One of the younger uniforms said, “We’re cops. We’re not paid to be safe.”

“Spoken like someone who is not even close to his pension,” another officer said, one with more weight around his middle.

“Jesus,” one of them said. I didn’t have to glance back, for now Frost had caught up with us. He’d bled all over Rhys, so that it looked like Rhys was hurt worse. Abe was still bleeding from falling among the bones.

One of the uniforms touched his shoulder radio and started requesting an ambulance. Doyle yelled above the growing sound of wind and birds, “There is no time. They will be upon us in moments.”

“Who?” Bancroft asked.

Doyle shook his head and moved around the agent. He laid me in the passenger seat of the car, then opened the backseat door, saying, “Put Frost inside, Rhys.”

“I will not leave you,” Frost said. The men laid him in the seat even as he protested.
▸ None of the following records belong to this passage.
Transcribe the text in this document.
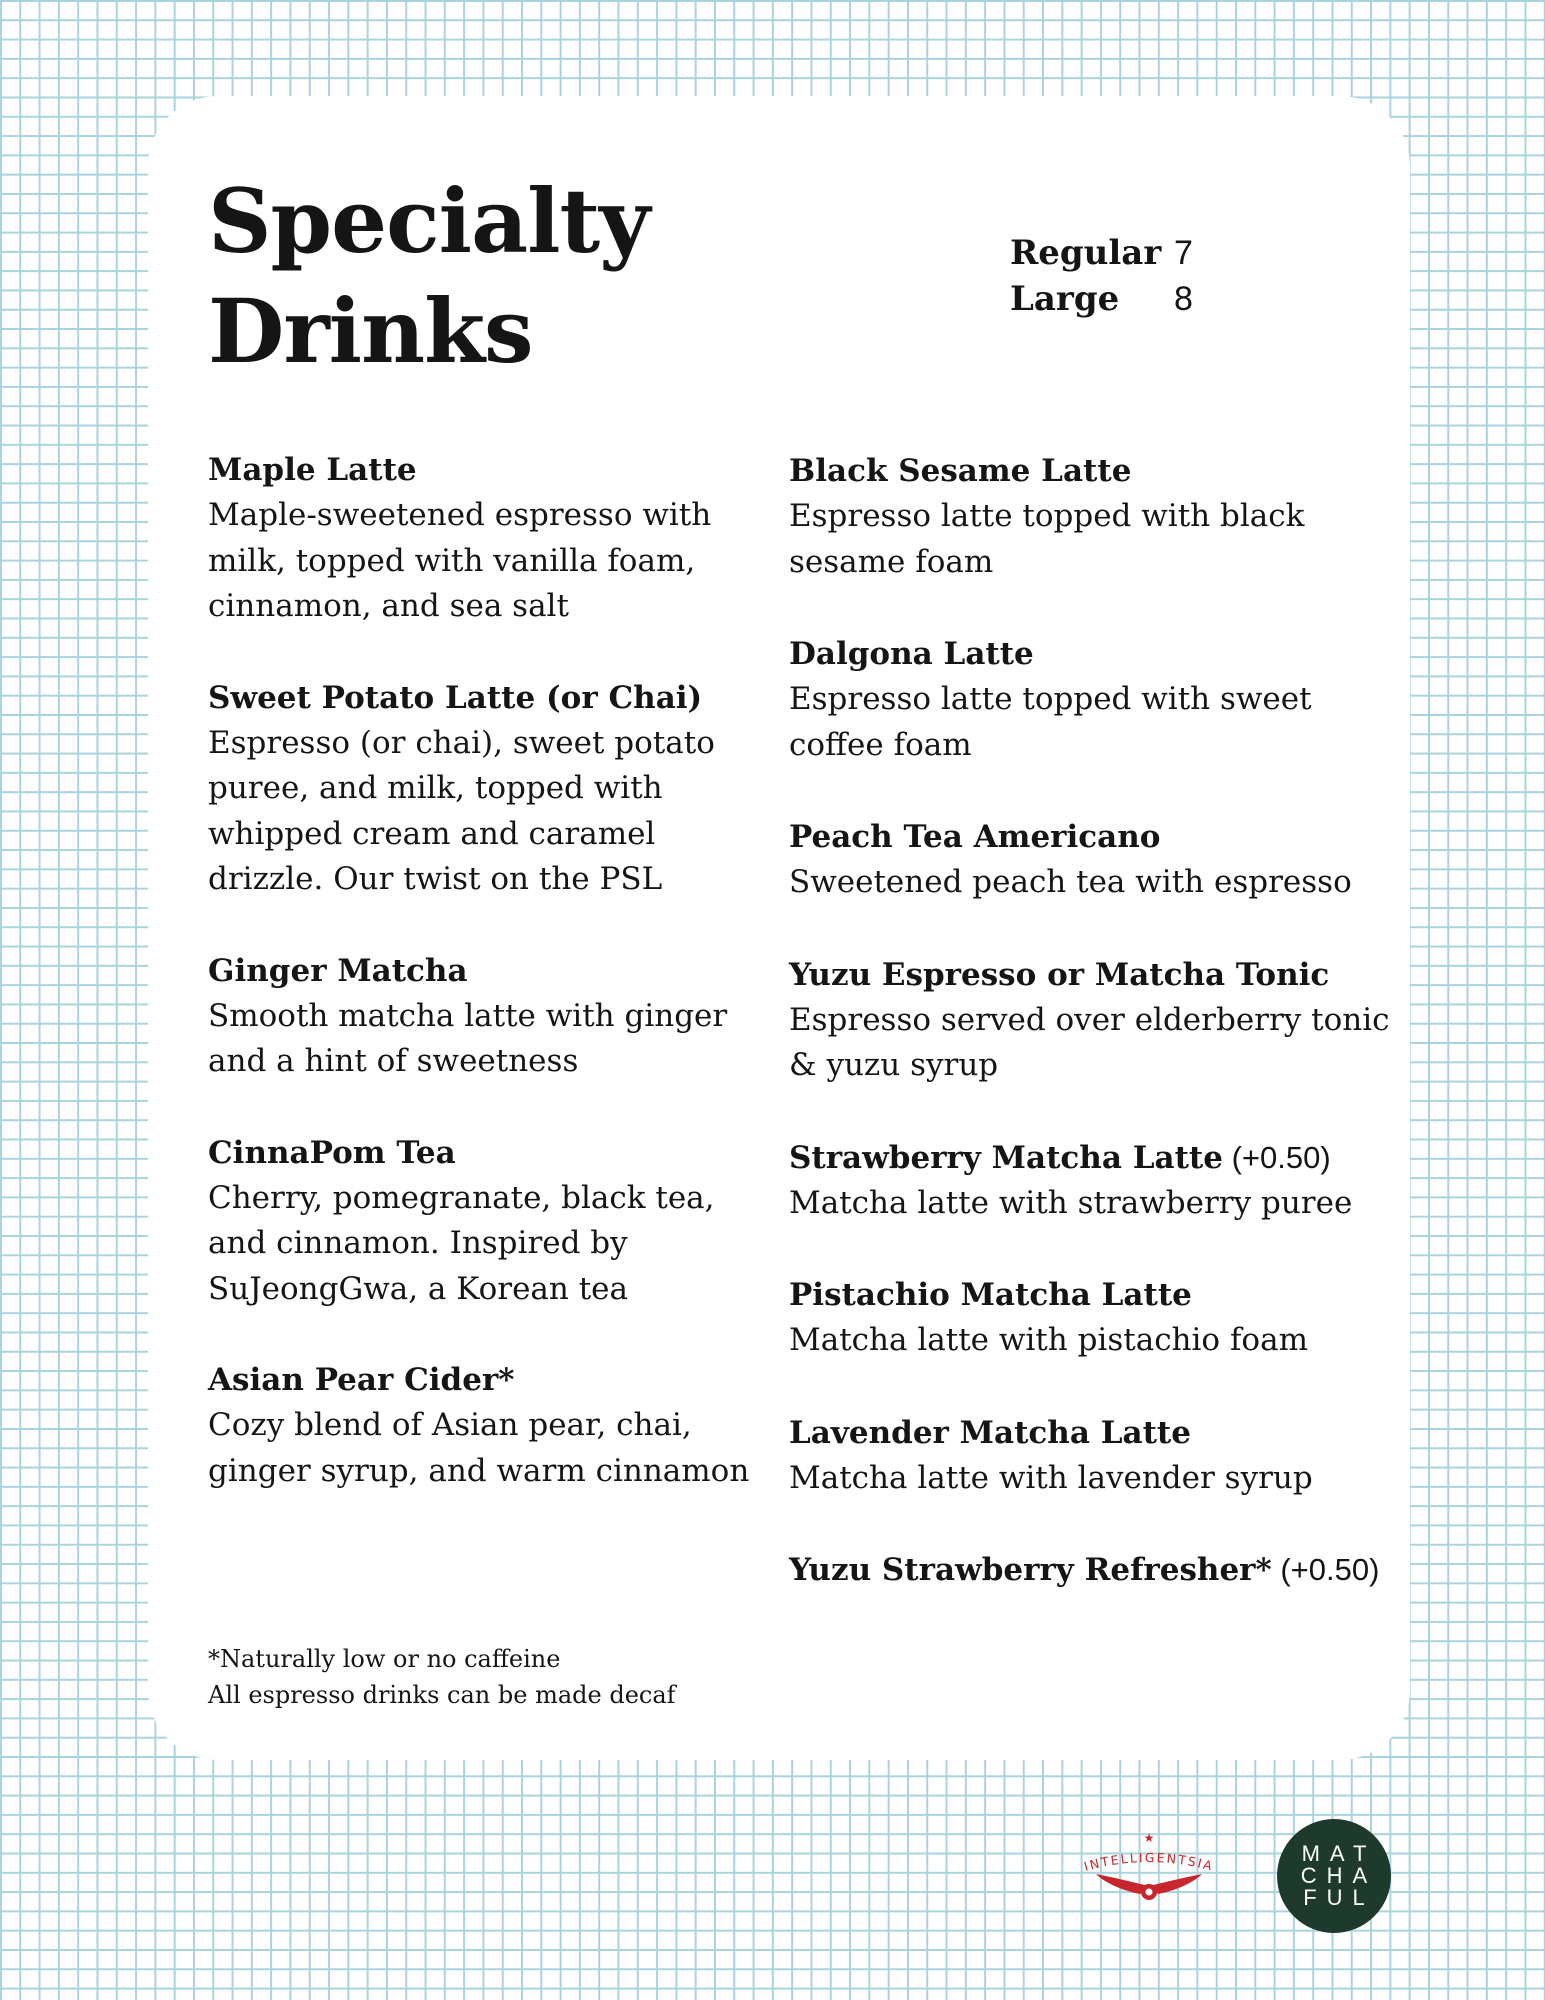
Specialty
Drinks
Regular 7
Large	8
Maple Latte
Maple-sweetened espresso with milk, topped with vanilla foam, cinnamon, and sea salt
Sweet Potato Latte (or Chai)
Espresso (or chai), sweet potato puree, and milk, topped with whipped cream and caramel drizzle. Our twist on the PSL
Ginger Matcha
Smooth matcha latte with ginger and a hint of sweetness
CinnaPom Tea
Cherry, pomegranate, black tea, and cinnamon. Inspired by SuJeongGwa, a Korean tea
Asian Pear Cider*
Cozy blend of Asian pear, chai, ginger syrup, and warm cinnamon
Black Sesame Latte
Espresso latte topped with black sesame foam
Dalgona Latte
Espresso latte topped with sweet coffee foam
Peach Tea Americano
Sweetened peach tea with espresso
Yuzu Espresso or Matcha Tonic
Espresso served over elderberry tonic & yuzu syrup
Strawberry Matcha Latte (+0.50)
Matcha latte with strawberry puree
Pistachio Matcha Latte
Matcha latte with pistachio foam
Lavender Matcha Latte
Matcha latte with lavender syrup
Yuzu Strawberry Refresher* (+0.50)
*Naturally low or no caffeine
All espresso drinks can be made decaf
★
INTELLIGENTSIA	MAT
CHA
FUL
Doyle grabbed Frost’s shoulder and said, “If I die, if all of us die, if the others are gone into the ground for good, then you must survive. You must take her back to Los Angeles and not return.”

I started to get out of the car then. “I won’t leave you.”
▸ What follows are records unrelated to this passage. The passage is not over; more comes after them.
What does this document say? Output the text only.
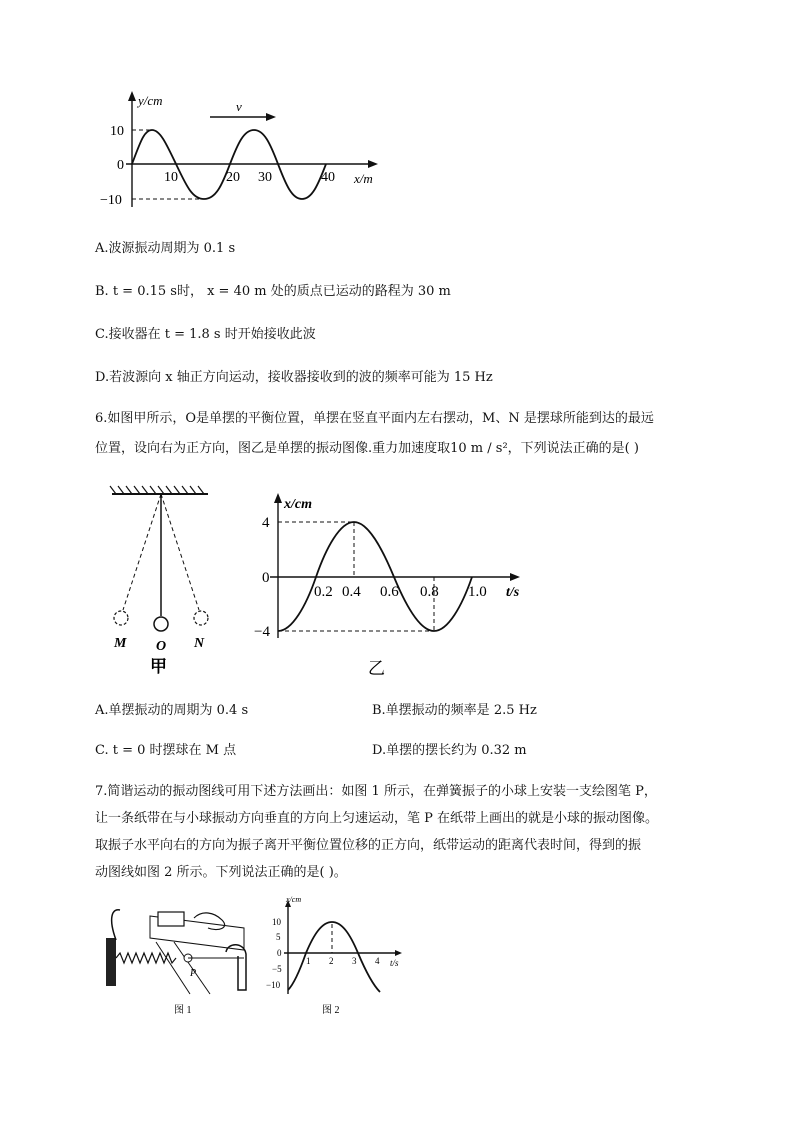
v
y/cm
x/m
10
0
−10
10	20 30	40
A.波源振动周期为 0.1 s
B. t = 0.15 s时， x = 40 m 处的质点已运动的路程为 30 m
C.接收器在 t = 1.8 s 时开始接收此波
D.若波源向 x 轴正方向运动，接收器接收到的波的频率可能为 15 Hz
6.如图甲所示，O是单摆的平衡位置，单摆在竖直平面内左右摆动，M、N 是摆球所能到达的最远
位置，设向右为正方向，图乙是单摆的振动图像.重力加速度取10 m / s²，下列说法正确的是( )
M O N
甲
x/cm
t/s
4
0
−4
0.2 0.4 0.6 0.8 1.0
乙
A.单摆振动的周期为 0.4 s	B.单摆振动的频率是 2.5 Hz
C. t = 0 时摆球在 M 点	D.单摆的摆长约为 0.32 m
7.简谐运动的振动图线可用下述方法画出：如图 1 所示，在弹簧振子的小球上安装一支绘图笔 P，
让一条纸带在与小球振动方向垂直的方向上匀速运动，笔 P 在纸带上画出的就是小球的振动图像。
取振子水平向右的方向为振子离开平衡位置位移的正方向，纸带运动的距离代表时间，得到的振
动图线如图 2 所示。下列说法正确的是( )。
P
图 1
x/cm
t/s
10
5
0
−5
−10
1 2 3 4
图 2
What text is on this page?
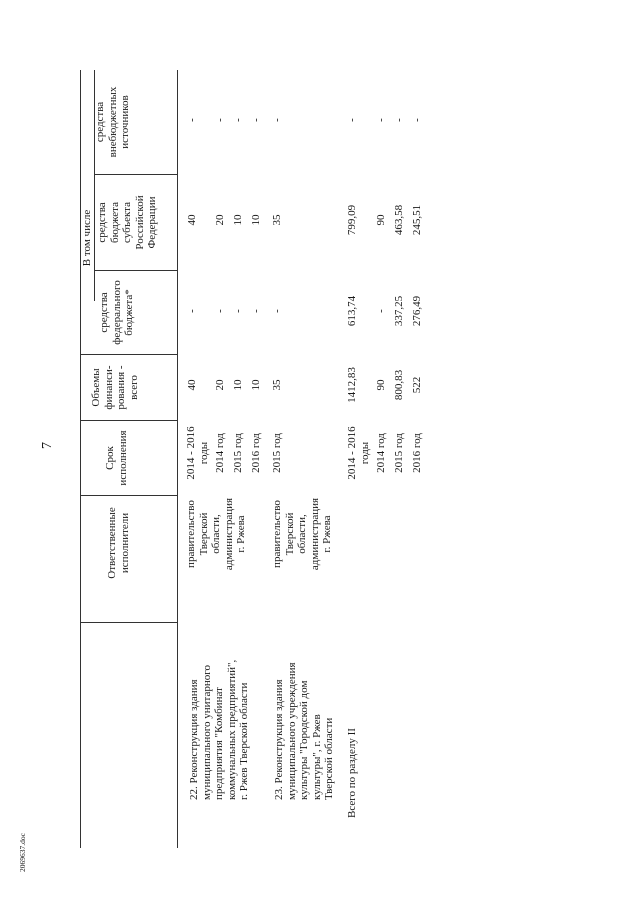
7
2069637.doc
Ответственные
исполнители
Срок
исполнения
Объемы
финанси-
рования -
всего
В том числе
средства
федерального
бюджета*
средства
бюджета
субъекта
Российской
Федерации
средства
внебюджетных
источников
22. Реконструкция здания
муниципального унитарного
предприятия "Комбинат
коммунальных предприятий",
г. Ржев Тверской области
правительство
Тверской области,
администрация
г. Ржева
2014 - 2016
годы
40
-
40
-
2014 год
20
-
20
-
2015 год
10
-
10
-
2016 год
10
-
10
-
23. Реконструкция здания
муниципального учреждения
культуры "Городской дом
культуры", г. Ржев
Тверской области
правительство
Тверской области,
администрация
г. Ржева
2015 год
35
-
35
-
Всего по разделу II
2014 - 2016
годы
1412,83
613,74
799,09
-
2014 год
90
-
90
-
2015 год
800,83
337,25
463,58
-
2016 год
522
276,49
245,51
-
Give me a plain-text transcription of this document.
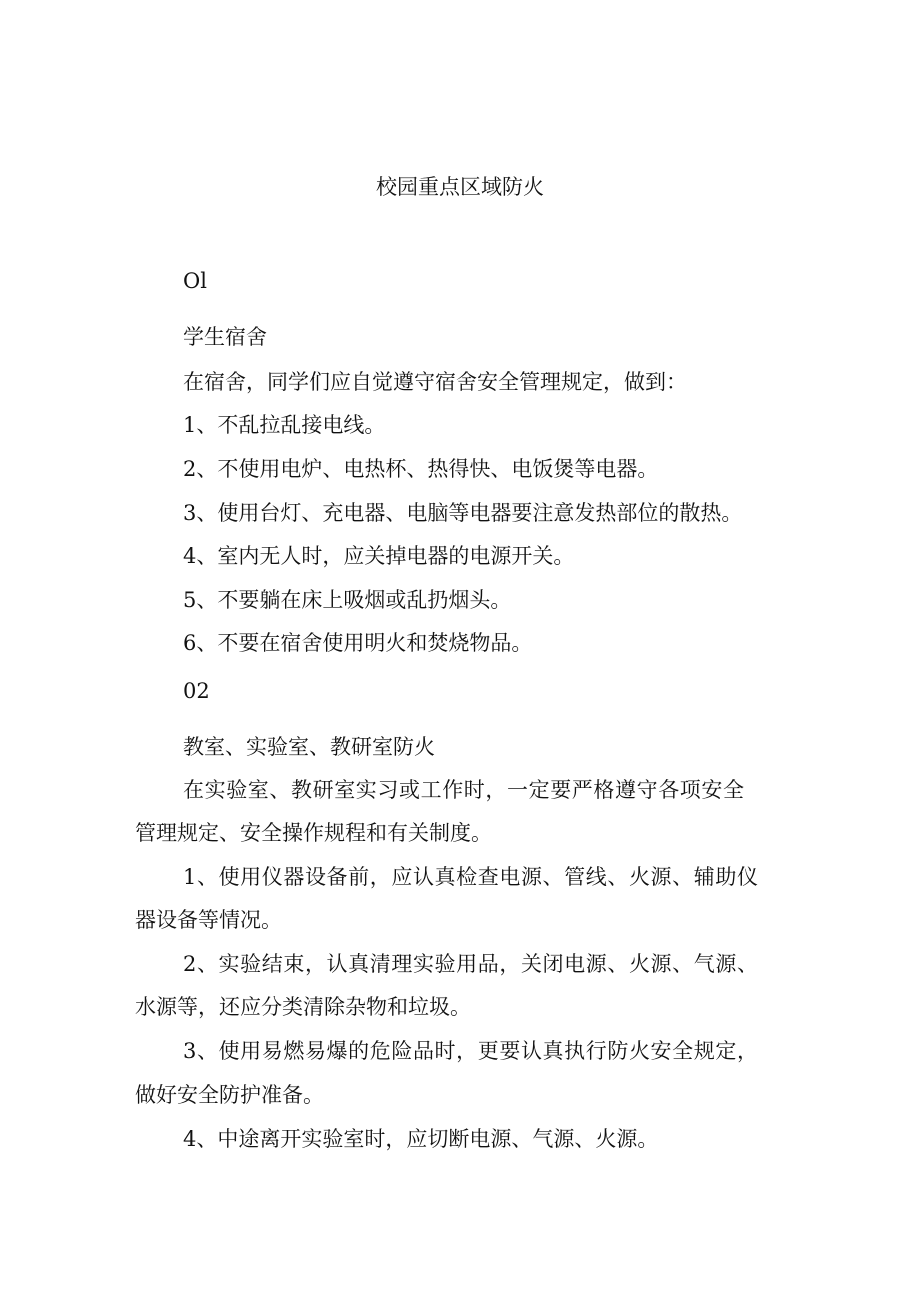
校园重点区域防火

Ol

学生宿舍

在宿舍，同学们应自觉遵守宿舍安全管理规定，做到：

1、不乱拉乱接电线。

2、不使用电炉、电热杯、热得快、电饭煲等电器。

3、使用台灯、充电器、电脑等电器要注意发热部位的散热。

4、室内无人时，应关掉电器的电源开关。

5、不要躺在床上吸烟或乱扔烟头。

6、不要在宿舍使用明火和焚烧物品。

02

教室、实验室、教研室防火

在实验室、教研室实习或工作时，一定要严格遵守各项安全

管理规定、安全操作规程和有关制度。

1、使用仪器设备前，应认真检查电源、管线、火源、辅助仪

器设备等情况。

2、实验结束，认真清理实验用品，关闭电源、火源、气源、

水源等，还应分类清除杂物和垃圾。

3、使用易燃易爆的危险品时，更要认真执行防火安全规定，

做好安全防护准备。

4、中途离开实验室时，应切断电源、气源、火源。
Doyle pushed me back into the seat. He knelt down and gave me the full weight of his dark eyes. “Meredith, Merry, we cannot win this fight. Unless help arrives, we will all die. You have never seen this wild hunt, but I have.
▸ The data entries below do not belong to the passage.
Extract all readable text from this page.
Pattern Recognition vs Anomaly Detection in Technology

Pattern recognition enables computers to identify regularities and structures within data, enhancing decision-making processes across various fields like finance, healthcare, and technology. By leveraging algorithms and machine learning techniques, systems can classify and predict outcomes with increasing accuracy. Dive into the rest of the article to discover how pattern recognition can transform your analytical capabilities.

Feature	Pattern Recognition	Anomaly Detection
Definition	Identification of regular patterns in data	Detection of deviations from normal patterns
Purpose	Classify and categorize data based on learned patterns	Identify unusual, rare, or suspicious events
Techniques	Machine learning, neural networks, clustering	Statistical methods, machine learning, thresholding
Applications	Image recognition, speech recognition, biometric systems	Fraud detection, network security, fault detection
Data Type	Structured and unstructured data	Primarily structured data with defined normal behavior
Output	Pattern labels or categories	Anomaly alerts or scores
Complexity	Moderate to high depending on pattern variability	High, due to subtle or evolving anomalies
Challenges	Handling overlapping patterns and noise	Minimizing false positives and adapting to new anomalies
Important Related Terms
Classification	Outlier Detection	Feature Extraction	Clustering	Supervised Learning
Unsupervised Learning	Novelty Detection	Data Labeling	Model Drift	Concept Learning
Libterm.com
We will give them sidhe to hunt, and they will ignore this car. You and Frost will be safe.”

I gripped his arms, so smooth, so muscled, so solid. “I won’t leave you.”

“Nor I,” Frost said, struggling to sit up in the backseat.

“Frost,” Doyle almost yelled it, “I do not trust anyone but you and me to keep her safe. If it is not to be me, then it must be you.”

Bancroft said, “Get in and drive, Charlie.”

The younger agent didn’t argue this time; he got behind the wheel. I was still holding on to Doyle, shaking my head over and over. One of the other cops had gotten a first-aid kit out of the car. Bancroft took it and crawled into the back with Frost.

“No,” I said to Doyle. “I am princess here, not you.”

“Your duty is to live,” Doyle said.

I shook my head. “If you die, I’m not sure I want to.”

He kissed me then, hard and fierce. I tried to melt into that kiss, but he tore himself away and slammed the door in my face.

The doors locked. I glanced at the agent, who said, “We have to get you to safety, Princess.”

“Unlock the door,” I demanded.

He ignored me and started the engine, hit the gas. Just then wind slammed into the car, so hard that it skidded the vehicle to the side. Charlie fought to keep the car in the parking lot and out of the trees.

“Drive,” Bancroft yelled, “drive like a son of a bitch!”

I looked then, because I had to. The wild hunt had broken through, and it was like the moment in the cave—as if the darkness had split open and was spilling out nightmares. But the nightmares were even more solid now. Or maybe, now that I’d seen them, I couldn’t unsee them.